In this embodiment, the anchor units and the hole grooves 23 correspond one-to-one in number and position.

In this embodiment, the diameter of each hole groove 23 is larger than the maximum outer diameter of each anchor 21, and the multiple relation between the distance between adjacent hole grooves 23 and the maximum outer diameter of the anchor 21 is [2,20 ].

In this embodiment, the connecting portion 212 can form a rotation angle around the stopper portion 22 and toward the tissue contact portion 211.

In this embodiment, the support frame body includes a blocking member for limiting a rotation angle; the blocking member is a hole groove 23, and the connecting portion can freely enter and exit the hole groove.

In this embodiment, when the retractable anchoring structure is in the natural state, the distal end of the tissue contacting portion 211 is located at the protruding region and at the proximal region of the blocking member, and the distal end of the tissue contacting portion 211 is parallel to the axis of the main body of the scaffold or naturally faces the retracted region; when the retractable anchoring structure is loaded into the delivery system, the distal end of the tissue contacting portion 211 is positioned within the space defined by the main body of the scaffold.
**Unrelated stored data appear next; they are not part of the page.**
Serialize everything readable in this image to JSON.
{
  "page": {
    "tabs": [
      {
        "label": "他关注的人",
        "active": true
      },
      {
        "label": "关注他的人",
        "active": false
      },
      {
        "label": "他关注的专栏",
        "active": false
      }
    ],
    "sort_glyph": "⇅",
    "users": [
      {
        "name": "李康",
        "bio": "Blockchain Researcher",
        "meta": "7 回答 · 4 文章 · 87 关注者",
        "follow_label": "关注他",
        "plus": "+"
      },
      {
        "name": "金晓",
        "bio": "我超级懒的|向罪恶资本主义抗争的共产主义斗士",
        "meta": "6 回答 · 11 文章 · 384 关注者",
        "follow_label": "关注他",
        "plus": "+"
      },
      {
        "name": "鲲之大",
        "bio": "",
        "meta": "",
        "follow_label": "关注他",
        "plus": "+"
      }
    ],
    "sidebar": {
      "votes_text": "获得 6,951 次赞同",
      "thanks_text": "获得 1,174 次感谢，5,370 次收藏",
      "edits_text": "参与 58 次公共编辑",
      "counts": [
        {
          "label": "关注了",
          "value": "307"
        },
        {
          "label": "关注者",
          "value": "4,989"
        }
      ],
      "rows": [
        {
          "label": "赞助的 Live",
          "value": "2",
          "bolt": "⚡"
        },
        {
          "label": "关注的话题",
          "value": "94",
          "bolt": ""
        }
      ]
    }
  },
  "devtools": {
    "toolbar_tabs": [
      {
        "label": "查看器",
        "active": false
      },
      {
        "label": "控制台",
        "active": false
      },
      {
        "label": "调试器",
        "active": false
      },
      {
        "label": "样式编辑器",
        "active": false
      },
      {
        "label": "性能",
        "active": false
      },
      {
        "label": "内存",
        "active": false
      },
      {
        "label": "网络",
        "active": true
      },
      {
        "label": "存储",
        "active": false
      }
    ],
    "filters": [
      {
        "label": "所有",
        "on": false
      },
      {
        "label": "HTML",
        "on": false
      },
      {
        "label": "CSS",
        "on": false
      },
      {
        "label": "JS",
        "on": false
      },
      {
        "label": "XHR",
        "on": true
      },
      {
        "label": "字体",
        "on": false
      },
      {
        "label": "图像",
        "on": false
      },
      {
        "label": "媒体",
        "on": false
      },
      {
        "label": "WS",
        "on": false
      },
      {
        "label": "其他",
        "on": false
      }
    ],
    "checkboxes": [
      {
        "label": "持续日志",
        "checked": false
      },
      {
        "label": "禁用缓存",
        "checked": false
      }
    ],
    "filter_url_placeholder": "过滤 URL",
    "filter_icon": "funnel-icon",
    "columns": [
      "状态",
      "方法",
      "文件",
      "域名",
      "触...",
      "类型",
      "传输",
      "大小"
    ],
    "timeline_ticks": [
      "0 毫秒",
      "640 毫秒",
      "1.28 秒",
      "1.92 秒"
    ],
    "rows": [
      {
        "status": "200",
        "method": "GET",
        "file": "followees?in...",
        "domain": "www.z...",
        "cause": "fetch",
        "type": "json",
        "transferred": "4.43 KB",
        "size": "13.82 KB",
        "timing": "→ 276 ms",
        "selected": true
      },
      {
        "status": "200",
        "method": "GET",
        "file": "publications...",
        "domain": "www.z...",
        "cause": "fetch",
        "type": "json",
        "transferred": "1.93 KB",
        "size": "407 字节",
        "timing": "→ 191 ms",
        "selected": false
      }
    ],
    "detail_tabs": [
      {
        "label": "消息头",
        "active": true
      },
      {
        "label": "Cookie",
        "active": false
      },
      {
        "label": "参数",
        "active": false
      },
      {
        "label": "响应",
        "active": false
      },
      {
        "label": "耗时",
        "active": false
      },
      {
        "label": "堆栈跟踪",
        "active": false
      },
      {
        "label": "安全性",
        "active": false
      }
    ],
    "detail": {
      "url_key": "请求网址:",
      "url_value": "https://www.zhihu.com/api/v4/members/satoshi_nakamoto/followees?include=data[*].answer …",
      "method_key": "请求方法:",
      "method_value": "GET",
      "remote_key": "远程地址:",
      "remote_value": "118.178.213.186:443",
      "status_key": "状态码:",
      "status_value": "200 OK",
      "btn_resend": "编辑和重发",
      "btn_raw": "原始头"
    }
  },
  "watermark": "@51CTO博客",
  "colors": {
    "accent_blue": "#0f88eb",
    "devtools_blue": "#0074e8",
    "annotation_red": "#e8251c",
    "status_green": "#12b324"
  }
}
In this embodiment, when the anchor 21 is in a natural state, the connecting portion is located on the proximal end side of the stopper portion, the distal end side of the stopper portion, and the inner side 92; tissue contacting portion 211 is located on outer side 91; and when the anchoring spike 21 has said angle of rotation, the connection portion 212 at the distal side, partly the connection portion 212 at the inner side 92, may extend to the outer side 91.

The above description is only a preferred embodiment of the present invention, and for those skilled in the art, the present invention should not be limited by the description of the present invention, which should be interpreted as a limitation.